Я бухаюсь за парту, где корявая надпись заверяет меня, что «любовь – это роза в куче навоза». На соседнем стуле вздрагивает Сырок: бормочет под нос «млым-брлм» и тут же опять засыпает.
Подняв рюкзак, я вытряхиваю содержимое из зубастой пасти. На столешницу шлёпается тетрадка-скоросшиватель с танком Т-34, следом падает-цокает трёхцветная ручка.
Прекрасно. Ниндзя-Артур готов.
Вроде… Вы смотрели киношку, где герой предлагал запихнуть жизнь в рюкзак и так пройтись? Подумайте: в нём бы лежали не только все ваши штаны, труселя и футболки, но и друзья, близкие; воспоминания. Далеко бы вы дошли с таким грузом?
Не то чтобы мой рюкзак сильно отличался бы от вашего (кроме зубастой морды – мой бы закусал ваш до смерти, хе-хе), но что-то есть в этом прекрасное – когда вокруг лишь необходимый минимум.
Ну подумайте сами: мы каждый день выбрасываем разнокалиберное барахло – из рюкзаков, карманов и шкафов, из мусорок и холодильников – но всё равно непреодолимо тонем. Тонем в вещах, тонем в мыслях – увязаем, будто в болоте, и покупаем, и выбрасываем, и добавляем новых «друзей», и ищем новые впечатления, и снова покупаем-выбрасываем-добавляем, не замечая, как спирает грудь от диванов, пустяковых эмоций и бессмысленных контактов, когда действительно нужные вещи и нужных людей можно перечесть по пальцам.
Зачем?
Зачем мне тетради, которые я всё равно испишу и выброшу?
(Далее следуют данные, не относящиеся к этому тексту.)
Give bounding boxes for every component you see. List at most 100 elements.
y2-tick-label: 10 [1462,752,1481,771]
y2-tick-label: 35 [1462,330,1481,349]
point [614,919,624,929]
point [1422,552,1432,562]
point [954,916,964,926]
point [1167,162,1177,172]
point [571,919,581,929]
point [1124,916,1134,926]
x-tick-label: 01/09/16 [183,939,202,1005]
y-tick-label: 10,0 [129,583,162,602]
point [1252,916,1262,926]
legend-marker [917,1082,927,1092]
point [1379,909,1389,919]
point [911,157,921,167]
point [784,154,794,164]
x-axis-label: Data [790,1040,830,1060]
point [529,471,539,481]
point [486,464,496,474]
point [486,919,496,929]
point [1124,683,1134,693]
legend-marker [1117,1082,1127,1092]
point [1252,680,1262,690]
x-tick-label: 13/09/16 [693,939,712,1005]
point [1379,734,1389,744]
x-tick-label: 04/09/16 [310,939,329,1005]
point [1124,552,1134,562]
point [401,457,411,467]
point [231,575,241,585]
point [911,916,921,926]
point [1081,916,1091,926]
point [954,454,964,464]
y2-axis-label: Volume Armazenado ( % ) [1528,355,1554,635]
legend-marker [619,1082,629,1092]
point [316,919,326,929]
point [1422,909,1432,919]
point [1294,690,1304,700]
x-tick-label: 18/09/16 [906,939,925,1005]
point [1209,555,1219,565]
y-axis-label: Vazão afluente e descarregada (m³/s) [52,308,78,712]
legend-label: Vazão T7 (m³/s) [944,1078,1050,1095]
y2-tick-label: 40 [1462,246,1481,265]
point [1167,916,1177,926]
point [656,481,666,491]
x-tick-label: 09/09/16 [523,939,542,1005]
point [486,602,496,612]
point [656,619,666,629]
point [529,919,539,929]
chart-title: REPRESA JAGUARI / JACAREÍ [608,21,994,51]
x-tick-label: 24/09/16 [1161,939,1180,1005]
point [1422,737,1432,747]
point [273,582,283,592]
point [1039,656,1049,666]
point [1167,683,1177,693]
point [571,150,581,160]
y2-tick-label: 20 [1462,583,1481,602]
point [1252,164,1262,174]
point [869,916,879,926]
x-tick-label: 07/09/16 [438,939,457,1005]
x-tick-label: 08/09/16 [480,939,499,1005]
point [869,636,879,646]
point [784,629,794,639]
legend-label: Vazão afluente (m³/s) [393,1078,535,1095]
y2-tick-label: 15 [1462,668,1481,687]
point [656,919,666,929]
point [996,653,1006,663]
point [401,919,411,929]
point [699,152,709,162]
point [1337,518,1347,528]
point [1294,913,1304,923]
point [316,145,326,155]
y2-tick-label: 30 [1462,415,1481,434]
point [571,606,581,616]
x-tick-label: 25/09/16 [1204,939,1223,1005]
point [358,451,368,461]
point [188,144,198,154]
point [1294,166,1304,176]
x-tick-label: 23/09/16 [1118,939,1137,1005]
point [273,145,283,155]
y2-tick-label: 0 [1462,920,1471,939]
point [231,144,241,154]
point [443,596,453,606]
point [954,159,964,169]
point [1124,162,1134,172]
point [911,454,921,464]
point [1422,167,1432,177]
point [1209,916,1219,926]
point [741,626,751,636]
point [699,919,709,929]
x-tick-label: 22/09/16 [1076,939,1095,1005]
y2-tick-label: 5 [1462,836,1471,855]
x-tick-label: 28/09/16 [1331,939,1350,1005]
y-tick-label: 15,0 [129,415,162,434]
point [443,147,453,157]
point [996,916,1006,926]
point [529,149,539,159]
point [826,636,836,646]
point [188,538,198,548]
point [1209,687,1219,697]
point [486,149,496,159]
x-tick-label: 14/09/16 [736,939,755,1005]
Зачем учу ненужные никому предметы?
Зачем десять лет, как отбывая срок, хожу в гимназию?
Зачем дружу с Валентином, Ковалём и Олесей?
Нет ответа.
Бубнёж Богини о том, как Жан-Жак Руссо делил возраст молодёжи на пять периодов, звучит издёвкой. Дабы отвлечься, я глазею по сторонам, и кабинет литературы, где проходит общага, в очередной раз напоминает мне жутковатую усыпальницу. Все эти старые книги со сладким запахом, все эти чёрно-белые портреты литераторов, что плохо-плохо кончили.
Вот Пушкин – его застрелили. Вот Лермонтов – его тоже застрелили.
Вот Гоголь – его похоронили заживо. Вот Маяковский, он – приятная неожиданность! – застрелился сам, а рядом Есенин, который сам повесился.
Хорошая, блин, компания.
В поясницу мне утыкается ручка. От неожиданности я вздрагиваю и сажусь прямо. Сзади доносится тихий голос Валентина:
– Сын мой! Говорил со следователем про Мадам Кюри?
Внутри расплёскивается такое раздражение, даже гнев, что делается не по себе. Мало приятного, если тебя долбят ручкой, но это Валентин, а не чёрт-те кто.
Успокойся.
Успокойся!
Усилием воли я загоняю эмоции в дальний чулан разума и шепчу, чуть повернув голову:
– Ага, он перебил меня на втором слове и спросил, знаю ли я, что у меня кариес. Я сказал, теперь знаю.
– Прости?
– Он спросил, знаю ли я, что у ме…
– Ты нам это не рассказывай, Арсеньев, мы тут женщины! – раздаётся голос Богини. – И ручкой-то, ручкой-то – зачем? Щёлкает и щёлкает. Щёлкает и щёлкает.
Класс гогочет. Я удерживаю большой палец от очередного щелчка и со стуком бросаю ручку на парту. Сырок вздрагивает и осоловело оглядывается. Данного индивида на самом деле зовут Каменевым Кириллом. Он почти ни с кем не разговаривает и каждый божий день обгладывает полиэтиленовые пакеты с размазанными по стенкам глазированными сырками. Нет, я понимаю, что его мама или папа заботятся, собирая ребёнку обед. И Вероника Игоревна тоже так делала, когда жила с нами, но – ГОСПОДИ БОЖЕ – нельзя же жрать эту дрянь постоянно?!
Что до следователя – вообразите красноносого мужика с редкими седыми волосёнками и бывшей женой-стоматологом. Он заезжал вчера в гимназию и куда больше интересовался моим кариесом и собственным разводом, чем Вероникой Игоревной.